Monday, October 25, 2004

(IMPERITIE AMERICAINE?)

(...) Comme il est rare que nous soyons frappés par une impression de complète nouveauté à la lecture d'un article de revue américaine! Et comme cela se produit souvent avec les publications des magazines étrangers! La situation est telle, chez nous, que nous ne pouvons payer des articles travaillés, alors que la véritable invention est, en réalité, laborieuse. Il n'est pas de pire méprise que de supposer cette originalité vraie une pure affaire d'impulsion ou d'inspiration. Inventer, c'est combiner avec soin, avec patience, avec intelligence. Les quelques écrivains de revues qui en Amérique songent le moins du monde à ce travail soigné, ne peuvent l'exécuter par suite des misérables honoraires que leur offrent les éditeurs de ces revues. C'est pour cette raison et pour bien d'autres aussi évidentes que nous sommes en retard en cette très importante branche de la littérature dont l'importance va chaque jour croissant et qui finira à brève échéance par acquérir une influence prépondérante parmi les gens littéraires.
Nous nous montrons lamentables non seulement en matière de créativité, mais aussi en ce qui concerne plus strictement l'Art. Quel Américain se croit, en rédigeant une critique, par exemple, tenu de présenter à ses lecteurs quelque chose qui dépasse la portée du titre -- de leur présenter un billet critique... et quelque chose au delà? Qui pense à en faire, en dehors de l'exposition de ses propres opinions, une oeuvre d'art en soi, une oeuvre d'art analogue à celles très élaborées et très efficaces d'un Macaulay? (...)
Mais là où nous battons les records en matière d'inhabileté, c'est dans la composition de ce que l'on désigne sous le nom approprié de Contes, (...) leurs auteurs se révélant invariablement inaptes à la construction narrative. (...)

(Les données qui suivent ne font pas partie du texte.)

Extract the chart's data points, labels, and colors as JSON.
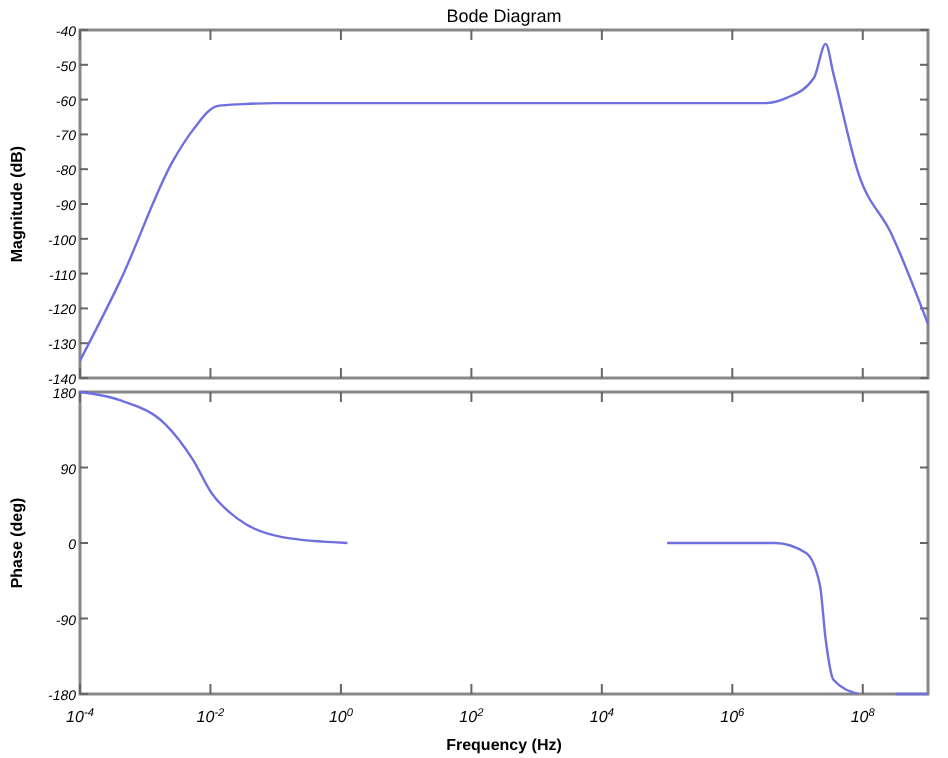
{
  "chart_data": [
    {
      "type": "line",
      "title": "Bode Diagram",
      "ylabel": "Magnitude (dB)",
      "tick_labels": "y",
      "grid": false,
      "log": "x",
      "xlim": [
        0.0001,
        1000000000.0
      ],
      "xticks": [
        {
          "value": 0.0001,
          "label": null
        },
        {
          "value": 0.01,
          "label": null
        },
        {
          "value": 1,
          "label": null
        },
        {
          "value": 100.0,
          "label": null
        },
        {
          "value": 10000.0,
          "label": null
        },
        {
          "value": 1000000.0,
          "label": null
        },
        {
          "value": 100000000.0,
          "label": null
        }
      ],
      "ylim": [
        -140,
        -40
      ],
      "yticks": [
        -140,
        -130,
        -120,
        -110,
        -100,
        -90,
        -80,
        -70,
        -60,
        -50,
        -40
      ],
      "series": [
        {
          "color": "#6f6fe0",
          "x": [
            0.0001,
            0.00042,
            0.0027,
            0.0054,
            0.013,
            0.032,
            0.1,
            1,
            100.0,
            10000.0,
            1000000.0,
            3200000.0,
            6800000.0,
            17800000.0,
            27000000.0,
            35500000.0,
            85000000.0,
            275000000.0,
            1000000000.0
          ],
          "values": [
            -135,
            -111.8,
            -77.4,
            -68.7,
            -61.8,
            -61.3,
            -61,
            -61,
            -61,
            -61,
            -61,
            -61,
            -59.5,
            -53.8,
            -44,
            -52.6,
            -81,
            -98.6,
            -124.5
          ]
        }
      ]
    },
    {
      "type": "line",
      "xlabel": "Frequency (Hz)",
      "ylabel": "Phase (deg)",
      "grid": false,
      "log": "x",
      "xlim": [
        0.0001,
        1000000000.0
      ],
      "xticks": [
        {
          "value": 0.0001,
          "label": "10$^{-4}$"
        },
        {
          "value": 0.01,
          "label": "10$^{-2}$"
        },
        {
          "value": 1,
          "label": "10$^{0}$"
        },
        {
          "value": 100.0,
          "label": "10$^{2}$"
        },
        {
          "value": 10000.0,
          "label": "10$^{4}$"
        },
        {
          "value": 1000000.0,
          "label": "10$^{6}$"
        },
        {
          "value": 100000000.0,
          "label": "10$^{8}$"
        }
      ],
      "ylim": [
        -180,
        180
      ],
      "yticks": [
        -180,
        -90,
        0,
        90,
        180
      ],
      "series": [
        {
          "color": "#6f6fe0",
          "x": [
            0.0001,
            0.00042,
            0.002,
            0.0054,
            0.0105,
            0.026,
            0.126,
            1.26,
            1300.0,
            100000.0,
            4500000.0,
            13500000.0,
            22000000.0,
            27000000.0,
            35500000.0,
            85000000.0,
            150000000.0,
            320000000.0,
            1000000000.0
          ],
          "values": [
            180,
            170,
            142,
            99,
            59,
            29,
            7,
            0,
            null,
            0,
            0,
            -12,
            -50,
            -115,
            -163,
            -180,
            null,
            -180,
            -180
          ]
        }
      ]
    }
  ]
}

(Extraits de la nouvelle introduction au résumé détaillé et enthousiaste du "Peter Snook" de J. F. Dalton, que Poe avait déjà donné en octobre 1836, et qu'il reprend sous le titre plus ambitieux de "Ecrire pour les Magazines" -- juin 1845.
Inséré sous cette forme dans le quatrième et dernier volume de l'édition posthume, paru en 1856.
Traduction, quelque peu retouchée, d'E. Lauvrière -- 1904.)

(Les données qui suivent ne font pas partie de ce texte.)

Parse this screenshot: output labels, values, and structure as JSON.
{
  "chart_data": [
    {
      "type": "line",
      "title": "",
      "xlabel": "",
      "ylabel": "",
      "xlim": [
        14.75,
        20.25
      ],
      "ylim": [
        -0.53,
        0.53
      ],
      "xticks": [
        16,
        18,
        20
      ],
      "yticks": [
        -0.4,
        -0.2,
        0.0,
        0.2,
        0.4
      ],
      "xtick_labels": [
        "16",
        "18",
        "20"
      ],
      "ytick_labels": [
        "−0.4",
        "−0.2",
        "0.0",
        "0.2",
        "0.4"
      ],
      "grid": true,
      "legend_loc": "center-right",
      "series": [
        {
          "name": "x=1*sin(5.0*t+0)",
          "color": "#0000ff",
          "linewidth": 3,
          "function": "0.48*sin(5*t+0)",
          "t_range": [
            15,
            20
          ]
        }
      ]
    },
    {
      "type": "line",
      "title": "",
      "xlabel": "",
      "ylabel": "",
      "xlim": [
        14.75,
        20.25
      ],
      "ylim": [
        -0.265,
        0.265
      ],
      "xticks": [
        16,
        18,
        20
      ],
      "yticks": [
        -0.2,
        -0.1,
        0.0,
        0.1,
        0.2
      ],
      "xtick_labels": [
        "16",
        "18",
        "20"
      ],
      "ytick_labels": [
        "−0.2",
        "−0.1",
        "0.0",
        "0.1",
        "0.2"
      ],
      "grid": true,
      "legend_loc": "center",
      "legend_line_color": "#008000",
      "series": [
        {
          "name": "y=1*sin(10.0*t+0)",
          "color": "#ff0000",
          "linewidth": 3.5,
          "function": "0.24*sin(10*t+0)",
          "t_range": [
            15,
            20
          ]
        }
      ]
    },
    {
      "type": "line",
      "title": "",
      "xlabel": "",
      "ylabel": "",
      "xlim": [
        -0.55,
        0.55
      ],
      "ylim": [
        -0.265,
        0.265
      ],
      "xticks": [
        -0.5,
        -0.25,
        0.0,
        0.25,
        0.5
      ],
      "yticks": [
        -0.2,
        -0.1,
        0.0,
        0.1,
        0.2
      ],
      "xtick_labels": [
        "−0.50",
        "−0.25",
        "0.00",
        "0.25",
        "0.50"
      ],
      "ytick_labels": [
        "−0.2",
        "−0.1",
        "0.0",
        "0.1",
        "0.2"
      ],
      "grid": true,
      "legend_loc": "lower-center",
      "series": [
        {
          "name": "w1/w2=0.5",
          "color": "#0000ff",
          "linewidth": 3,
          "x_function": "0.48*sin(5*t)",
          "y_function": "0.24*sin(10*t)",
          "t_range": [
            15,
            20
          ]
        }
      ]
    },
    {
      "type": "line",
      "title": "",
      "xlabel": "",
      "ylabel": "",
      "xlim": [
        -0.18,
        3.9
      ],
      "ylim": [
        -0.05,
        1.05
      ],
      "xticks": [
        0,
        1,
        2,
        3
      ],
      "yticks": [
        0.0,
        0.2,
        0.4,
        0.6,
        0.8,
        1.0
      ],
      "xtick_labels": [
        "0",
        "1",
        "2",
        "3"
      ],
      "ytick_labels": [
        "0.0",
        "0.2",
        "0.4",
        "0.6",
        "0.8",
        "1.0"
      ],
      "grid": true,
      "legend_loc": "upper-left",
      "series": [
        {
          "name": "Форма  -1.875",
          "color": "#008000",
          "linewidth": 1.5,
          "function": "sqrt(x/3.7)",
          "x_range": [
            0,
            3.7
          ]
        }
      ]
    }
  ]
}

Saturday, October 23, 2004

(LA MISSION DU CRITIQUE)

(...) Boccalini, dans ses "Avertissements du Parnasse", nous raconte qu'un jour Zoïle présenta à Apollon une critique très caustique d'un admirable poème. Le dieu demanda qu'on lui exposât les beautés de l'oeuvre, mais Zoïle répondit qu'il ne s'inquiétait que des fautes. Là-dessus Apollon lui donna un sac de blé non vanné, -- en lui infligeant la punition de l'éplucher grain à grain.
Cette fable peut servir de verges pour certaines épaules, mais je ne suis pas bien sûr que le dieu eût raison. Le fait est que les limites du strict devoir de la critique sont grossièrement méconnues. Nous nous hasardons à dire que, puisqu'on permet au critique de jouer, d'aucunes fois, le rôle de simple commentateur, -- puisqu'on l'autorise, par manière de pur amusement pour ses lecteurs, à mettre en belle lumière les mérites de son auteur, -- sa tâche légitime est encore d'en relever et d'en analyser les défauts, de montrer comment l'oeuvre aurait pu être améliorée, de combattre enfin pour la cause des Lettres, sans se préoccuper nullement des individualités littéraires. Bref, la Beauté doit être considérée comme un axiôme, qui, pour devenir évident, n'a qu'à être clairement énoncé. La Beauté n'existe pas si elle a besoin d'être démontrée comme telle: -- et ainsi, insister trop sur les mérites particuliers d'une oeuvre, c'est admettre implicitement qu'elle n'en possède aucun. (...)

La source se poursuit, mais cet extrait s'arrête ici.